Microsfot issued patch for an IP fragment attack as recently as May 19, 2000; see http://www.microsoft. com/technet/security/bulletin/fq00-029.asp
"Smurf" is the name of an automated program that attacks a network by exploiting IP broadcast addressing and certain other aspects of Internet operation. Smurf and similar programs can cause the attacked part of a network to become "inoperable." The exploit of smurfing, as it has come to be known, takes advantage of certain known characteristics of the Internet Protocol (IP) and the Internet Control Message Protocol (ICMP). The ICMP is used by network nodes and their administrators to exchange information about the state of the network. ICMP can be used to ping other nodes to see if they are operational. An operational node returns an echo message in response to a ping message.
A smurf program builds a network packet that appears to originate from another address (this is known as "spoofing" an IP address). The packet contains an ICMP ping message that is addressed to an IP broadcast address, meaning all IP addresses in a given network. If the routing device delivering traffic to those broadcast addresses performs the IP broadcast to layer 2 broadcast function, most hosts on that IP network will reply to it with an ICMP echo reply each. The echo responses to the ping message are sent back to the "victim" address. Enough pings and resultant echoes can flood the network making it unusable for real traffic.
The "smurf" attack's cousin is called "fraggle", which uses UDP echo packets
in the same fashion as the ICMP echo packets; it was a simple re-write of "smurf".
There are two parties who are hurt by this attack: the intermediary (broadcast)

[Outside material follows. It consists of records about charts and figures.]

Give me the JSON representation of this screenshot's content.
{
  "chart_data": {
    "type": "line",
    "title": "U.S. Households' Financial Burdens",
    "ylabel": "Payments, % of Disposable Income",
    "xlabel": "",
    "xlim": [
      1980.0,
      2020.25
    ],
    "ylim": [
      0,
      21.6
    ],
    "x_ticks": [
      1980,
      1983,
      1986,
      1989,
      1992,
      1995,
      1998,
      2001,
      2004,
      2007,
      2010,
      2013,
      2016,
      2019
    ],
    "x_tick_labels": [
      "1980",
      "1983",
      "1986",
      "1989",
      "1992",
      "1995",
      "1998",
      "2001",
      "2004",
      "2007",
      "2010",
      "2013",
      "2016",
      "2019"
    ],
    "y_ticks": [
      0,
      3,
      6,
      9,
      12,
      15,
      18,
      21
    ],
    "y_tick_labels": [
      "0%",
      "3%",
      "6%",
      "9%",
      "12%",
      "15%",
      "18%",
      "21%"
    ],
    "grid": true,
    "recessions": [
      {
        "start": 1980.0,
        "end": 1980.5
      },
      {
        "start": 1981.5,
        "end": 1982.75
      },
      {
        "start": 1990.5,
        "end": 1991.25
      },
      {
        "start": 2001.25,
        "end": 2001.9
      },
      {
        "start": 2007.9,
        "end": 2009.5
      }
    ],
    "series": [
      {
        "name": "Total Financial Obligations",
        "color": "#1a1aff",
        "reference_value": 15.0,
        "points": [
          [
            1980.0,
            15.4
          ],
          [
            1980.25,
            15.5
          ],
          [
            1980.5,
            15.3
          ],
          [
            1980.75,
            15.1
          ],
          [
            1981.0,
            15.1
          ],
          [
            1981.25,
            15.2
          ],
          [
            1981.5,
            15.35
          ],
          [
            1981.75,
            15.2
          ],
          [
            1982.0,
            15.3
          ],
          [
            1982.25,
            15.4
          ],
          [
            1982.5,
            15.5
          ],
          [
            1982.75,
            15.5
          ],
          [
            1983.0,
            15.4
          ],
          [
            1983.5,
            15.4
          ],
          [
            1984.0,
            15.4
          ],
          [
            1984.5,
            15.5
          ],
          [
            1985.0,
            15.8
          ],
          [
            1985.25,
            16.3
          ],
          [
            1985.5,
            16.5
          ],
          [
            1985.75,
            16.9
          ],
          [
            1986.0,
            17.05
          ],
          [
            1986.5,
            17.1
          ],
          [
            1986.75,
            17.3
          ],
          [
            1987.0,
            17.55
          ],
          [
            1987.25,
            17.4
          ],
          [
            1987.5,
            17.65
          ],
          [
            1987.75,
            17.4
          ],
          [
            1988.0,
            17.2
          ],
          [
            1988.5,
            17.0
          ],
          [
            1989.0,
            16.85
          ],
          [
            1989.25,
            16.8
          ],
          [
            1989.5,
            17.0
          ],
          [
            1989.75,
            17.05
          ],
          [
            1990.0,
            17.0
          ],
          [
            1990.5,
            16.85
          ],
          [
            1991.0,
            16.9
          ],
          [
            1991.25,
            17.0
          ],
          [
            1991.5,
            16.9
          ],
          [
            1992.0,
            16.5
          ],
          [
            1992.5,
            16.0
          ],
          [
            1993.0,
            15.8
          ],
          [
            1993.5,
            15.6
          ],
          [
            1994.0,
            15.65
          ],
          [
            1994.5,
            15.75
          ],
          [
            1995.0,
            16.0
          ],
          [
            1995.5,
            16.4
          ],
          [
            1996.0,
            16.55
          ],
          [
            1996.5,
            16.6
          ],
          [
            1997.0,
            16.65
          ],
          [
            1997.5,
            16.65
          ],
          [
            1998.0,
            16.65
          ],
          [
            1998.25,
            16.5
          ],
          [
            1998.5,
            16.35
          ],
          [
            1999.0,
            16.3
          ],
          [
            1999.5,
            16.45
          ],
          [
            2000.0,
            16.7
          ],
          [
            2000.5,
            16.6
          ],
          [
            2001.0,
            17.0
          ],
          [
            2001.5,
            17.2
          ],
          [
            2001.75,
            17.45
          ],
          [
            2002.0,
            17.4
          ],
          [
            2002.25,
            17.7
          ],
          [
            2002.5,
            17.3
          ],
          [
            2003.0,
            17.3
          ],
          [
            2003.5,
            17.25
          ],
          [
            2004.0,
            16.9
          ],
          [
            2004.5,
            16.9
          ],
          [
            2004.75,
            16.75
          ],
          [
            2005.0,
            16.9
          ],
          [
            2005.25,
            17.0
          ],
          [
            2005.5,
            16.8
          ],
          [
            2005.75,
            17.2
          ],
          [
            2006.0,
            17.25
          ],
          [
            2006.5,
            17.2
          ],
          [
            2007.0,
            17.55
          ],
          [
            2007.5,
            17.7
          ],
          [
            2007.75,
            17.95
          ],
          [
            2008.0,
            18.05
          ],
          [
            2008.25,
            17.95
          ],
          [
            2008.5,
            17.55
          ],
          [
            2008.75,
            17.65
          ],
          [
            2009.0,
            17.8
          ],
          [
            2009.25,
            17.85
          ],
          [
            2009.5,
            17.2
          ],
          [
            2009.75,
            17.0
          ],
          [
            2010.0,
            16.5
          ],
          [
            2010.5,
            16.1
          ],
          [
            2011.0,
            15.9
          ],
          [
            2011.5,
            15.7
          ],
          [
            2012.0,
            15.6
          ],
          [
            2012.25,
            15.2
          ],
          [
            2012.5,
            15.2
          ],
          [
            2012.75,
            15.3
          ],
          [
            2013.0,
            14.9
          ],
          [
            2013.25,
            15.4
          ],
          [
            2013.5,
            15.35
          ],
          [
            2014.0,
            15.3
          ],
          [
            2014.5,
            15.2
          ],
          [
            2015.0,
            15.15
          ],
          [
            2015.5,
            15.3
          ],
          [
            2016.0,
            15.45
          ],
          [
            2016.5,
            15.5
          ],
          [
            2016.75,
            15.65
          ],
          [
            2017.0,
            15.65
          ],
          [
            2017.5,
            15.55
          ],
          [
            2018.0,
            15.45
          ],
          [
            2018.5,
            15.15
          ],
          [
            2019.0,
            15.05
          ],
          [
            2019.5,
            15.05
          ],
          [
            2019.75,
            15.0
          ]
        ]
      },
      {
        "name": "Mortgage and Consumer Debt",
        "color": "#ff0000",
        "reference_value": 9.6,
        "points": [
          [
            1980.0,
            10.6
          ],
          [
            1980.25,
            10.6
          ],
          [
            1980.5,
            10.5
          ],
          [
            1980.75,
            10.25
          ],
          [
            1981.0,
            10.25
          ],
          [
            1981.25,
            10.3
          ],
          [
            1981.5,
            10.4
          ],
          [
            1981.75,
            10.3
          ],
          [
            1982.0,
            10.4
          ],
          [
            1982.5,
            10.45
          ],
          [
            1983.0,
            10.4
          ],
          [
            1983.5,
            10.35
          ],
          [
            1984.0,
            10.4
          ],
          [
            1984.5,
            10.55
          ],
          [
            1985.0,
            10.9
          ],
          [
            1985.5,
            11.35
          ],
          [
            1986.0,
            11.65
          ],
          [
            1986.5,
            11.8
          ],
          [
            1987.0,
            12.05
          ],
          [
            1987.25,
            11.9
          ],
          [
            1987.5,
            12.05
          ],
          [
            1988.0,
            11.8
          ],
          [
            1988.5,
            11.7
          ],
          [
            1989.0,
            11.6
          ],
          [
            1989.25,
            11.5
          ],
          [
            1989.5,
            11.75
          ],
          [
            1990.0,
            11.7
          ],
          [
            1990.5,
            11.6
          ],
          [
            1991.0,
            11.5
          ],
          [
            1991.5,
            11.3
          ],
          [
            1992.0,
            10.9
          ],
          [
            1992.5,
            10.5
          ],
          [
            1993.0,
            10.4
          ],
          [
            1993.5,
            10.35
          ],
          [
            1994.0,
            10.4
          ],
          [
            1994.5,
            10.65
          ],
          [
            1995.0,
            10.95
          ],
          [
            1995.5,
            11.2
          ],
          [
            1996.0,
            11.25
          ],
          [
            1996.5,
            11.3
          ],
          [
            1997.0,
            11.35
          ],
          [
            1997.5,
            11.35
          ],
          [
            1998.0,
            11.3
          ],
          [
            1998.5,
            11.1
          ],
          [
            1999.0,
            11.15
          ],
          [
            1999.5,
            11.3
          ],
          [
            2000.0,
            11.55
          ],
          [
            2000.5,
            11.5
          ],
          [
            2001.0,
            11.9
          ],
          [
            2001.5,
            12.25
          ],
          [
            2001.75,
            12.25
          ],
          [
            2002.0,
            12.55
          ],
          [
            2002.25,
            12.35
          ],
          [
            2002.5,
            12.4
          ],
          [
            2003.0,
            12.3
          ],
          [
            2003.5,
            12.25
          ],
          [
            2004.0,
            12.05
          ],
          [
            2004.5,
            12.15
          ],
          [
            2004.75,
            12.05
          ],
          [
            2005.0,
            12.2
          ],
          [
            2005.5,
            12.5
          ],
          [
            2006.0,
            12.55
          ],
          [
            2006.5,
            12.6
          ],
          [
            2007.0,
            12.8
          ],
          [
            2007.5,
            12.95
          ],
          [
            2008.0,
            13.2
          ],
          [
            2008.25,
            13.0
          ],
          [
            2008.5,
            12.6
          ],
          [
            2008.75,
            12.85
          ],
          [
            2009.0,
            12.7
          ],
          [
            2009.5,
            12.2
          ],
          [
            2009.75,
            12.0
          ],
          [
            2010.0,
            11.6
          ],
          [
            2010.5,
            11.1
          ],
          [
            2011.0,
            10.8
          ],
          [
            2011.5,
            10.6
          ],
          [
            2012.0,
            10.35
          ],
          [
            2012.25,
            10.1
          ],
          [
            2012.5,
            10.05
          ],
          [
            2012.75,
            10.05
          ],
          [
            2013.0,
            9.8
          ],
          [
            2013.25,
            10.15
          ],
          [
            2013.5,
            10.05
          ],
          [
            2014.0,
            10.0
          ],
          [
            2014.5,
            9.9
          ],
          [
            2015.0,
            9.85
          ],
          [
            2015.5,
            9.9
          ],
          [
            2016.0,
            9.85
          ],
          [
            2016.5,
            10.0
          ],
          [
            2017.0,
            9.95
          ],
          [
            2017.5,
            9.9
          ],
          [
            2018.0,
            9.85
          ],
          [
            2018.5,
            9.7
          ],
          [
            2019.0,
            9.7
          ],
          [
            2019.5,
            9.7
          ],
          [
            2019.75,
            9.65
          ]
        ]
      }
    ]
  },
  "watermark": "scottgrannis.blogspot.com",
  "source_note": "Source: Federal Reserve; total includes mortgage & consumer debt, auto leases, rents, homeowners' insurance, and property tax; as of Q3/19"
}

devices, and the spoofed address target. The attackers rely on the ability to source
spoofed packets to the "amplifiers" in order to generate the traffic which causes
the denial of service. In order to stop this, all networks should perform
filtering either at the edge of the network where customers connect (access layer)
or at the edge of the network with connections to the upstream providers, in order
to defeat the possibility of source address spoofed packets from entering from downstream
networks, or leaving for upstream networks.
One way to defeat smurfing is to disable IP broadcast addressing at each network router since it is seldom used. This is one of several suggestions provided by the CERT Coordination Center. The CERT Coordination Center's Advisory on "smurf" IP Denial-of-Service Attacks provides an explanation and suggestions for network administrators on how to avoid being part of a smurf attack.
It's possible to transmit data in ICMP ECHO request and reply messages. This allows you to code simple client/server applications that ride on IP directly and don't require transport layer overhead.